Alla 9 c’è il giocatore con più rischio di essere un bust, Andre Drummond, difatti scivolato così in basso perché ha spaventato tanti general manager. La trappola qua è chiaramente l’infatuazione per il lungagnone, ma d’altronde qualcuno doveva rischiare quando si è trovato davanti l’unico esemplare fisico/atletico che potrebbe schiacciare in testa a Dwight Howard o ad Andrew Bynum. Personalmente sono un believer e credo che Drummond possa veramente diventare un giocatore dominante, ma servirà tanta tanta pazienza ed anni di allenamenti personali per costruirgli un gioco offensivo. Se non verrà gestito bene potrebbe essere un nuovo Eddy Curry (4° nel draft 2001, 1° nel mangiare hamburger).
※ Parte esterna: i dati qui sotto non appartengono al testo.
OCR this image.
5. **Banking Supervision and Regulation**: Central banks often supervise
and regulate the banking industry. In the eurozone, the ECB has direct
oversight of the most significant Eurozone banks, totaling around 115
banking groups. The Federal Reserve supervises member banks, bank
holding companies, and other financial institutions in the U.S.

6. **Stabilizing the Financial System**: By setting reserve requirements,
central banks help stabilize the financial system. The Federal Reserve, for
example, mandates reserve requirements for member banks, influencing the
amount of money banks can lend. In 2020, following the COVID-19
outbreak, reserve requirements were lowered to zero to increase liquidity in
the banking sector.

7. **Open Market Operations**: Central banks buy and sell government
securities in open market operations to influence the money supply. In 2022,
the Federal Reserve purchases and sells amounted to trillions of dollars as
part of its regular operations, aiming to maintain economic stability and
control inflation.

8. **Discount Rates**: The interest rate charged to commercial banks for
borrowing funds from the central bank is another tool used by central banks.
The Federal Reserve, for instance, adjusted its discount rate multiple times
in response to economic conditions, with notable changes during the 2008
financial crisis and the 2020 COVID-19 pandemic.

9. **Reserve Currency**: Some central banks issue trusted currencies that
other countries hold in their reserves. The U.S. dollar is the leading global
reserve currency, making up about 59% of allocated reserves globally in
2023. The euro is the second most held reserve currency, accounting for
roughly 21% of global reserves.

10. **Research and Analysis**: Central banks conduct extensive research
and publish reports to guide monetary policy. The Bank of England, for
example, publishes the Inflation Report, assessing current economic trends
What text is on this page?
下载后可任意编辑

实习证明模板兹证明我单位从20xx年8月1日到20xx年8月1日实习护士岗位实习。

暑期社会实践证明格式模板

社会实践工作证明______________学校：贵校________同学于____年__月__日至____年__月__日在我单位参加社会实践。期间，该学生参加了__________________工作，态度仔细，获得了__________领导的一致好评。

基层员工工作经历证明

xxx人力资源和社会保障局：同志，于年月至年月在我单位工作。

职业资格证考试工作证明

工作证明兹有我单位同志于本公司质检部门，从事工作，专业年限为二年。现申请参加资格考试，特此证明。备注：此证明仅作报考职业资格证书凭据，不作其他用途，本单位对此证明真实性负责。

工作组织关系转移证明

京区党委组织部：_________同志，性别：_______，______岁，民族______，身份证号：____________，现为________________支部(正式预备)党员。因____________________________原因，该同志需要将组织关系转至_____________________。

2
Infine alla 10 un altro scorer totalmente inefficiente, Austin Rivers. Voglio analizzare con voi alcuni degli aggettivi usati maggiormente per descrivere Rivers: “estremamente sicuro di sé”, “grande crossover”, “velocissimo”, “ottimo tiratore”. La sicurezza in sé è importante per avere successo in NBA, ma se non c’è qualcosa di solido dietro si rischia di finire come Lance Stephenson a.k.a Born Ready. Un grande crossover? Anche Michele a.k.a Fly del campetto in cui andavo io anni fa aveva un crossover pazzesco, ma non credo abbia mai giocato oltre la Promozione. Di velocissimo ed atletico c’è anche Usain Bolt, ma di nuovo, non ho mai visto Bolt dominare in NBA. Infine mi sembra che Rivers sia un ottimo tiratore più sulla carta che sul campo (43 fg%, 36% da 3, 66 ft%). Sono sicuro al 100% che se avesse avuto un altro cognome questo sarebbe finito MOLTO più in giù nel draft, ed in NBA lo vedo al massimo come un 6° uomo che esce insieme alle seconde linee e può sparacchiare a volontà.

Con Austin Rivers si conclude l’analisi fin troppo precoce su quelli che potrebbero essere i futuri bust, o meglio reach, cioè i giocatori che sono stati presi troppo in alto rispetto alle loro vere qualità. Nel prossimo articolo analizzeremo quelli che potrebbero essere gli steals, i giocatori cioè sottovalutati e scelti troppo in basso!